Background & aims: Patients with Budd-Chiari syndrome can present with acute, subacute, or chronic disease; the definitions and significance of these variants have been disputed. An increased level of serum alanine aminotransferase (ALT) is an objective marker for acute liver injury. We analyzed the significance of changes in ALT levels in Budd-Chiari syndrome patients.
Methods: We performed a retrospective analysis of data from 96 consecutive Budd-Chiari syndrome patients.

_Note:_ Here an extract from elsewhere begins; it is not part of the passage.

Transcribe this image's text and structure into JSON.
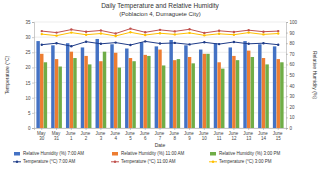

Results: A threshold peak ALT level that was 5-fold the upper limit of normal distinguished 2 groups of patients: patients with high levels of ALT (40% of patients) presented with more severe liver disease, less frequent liver fibrosis, and more frequent liver cell necrosis, compared with those with ALT levels below this threshold. Patients with levels of ALT that started out high but slowly declined (<50% of starting concentration within 3 days) had significantly lower odds of survival than those with a rapid decline and those with low levels of ALT (40 months transplantation-free survival, 31%, 63%, and 71%, respectively). When ALT level and the velocity of its decline are used as criterion, these data add significant prognostic information to Child-Pugh, to Clichy, and to Rotterdam Budd-Chiari syndrome scores.
Conclusions: Determination of ALT levels at patient presentation allows 2 variants of Budd-Chiari syndrome to be distinguished. High levels of ALT reflect acute, severe, but potentially reversible, ischemic liver cell necrosis. High levels of ALT that decrease slowly predict a poor outcome for patients and might justify rapid aggressive management.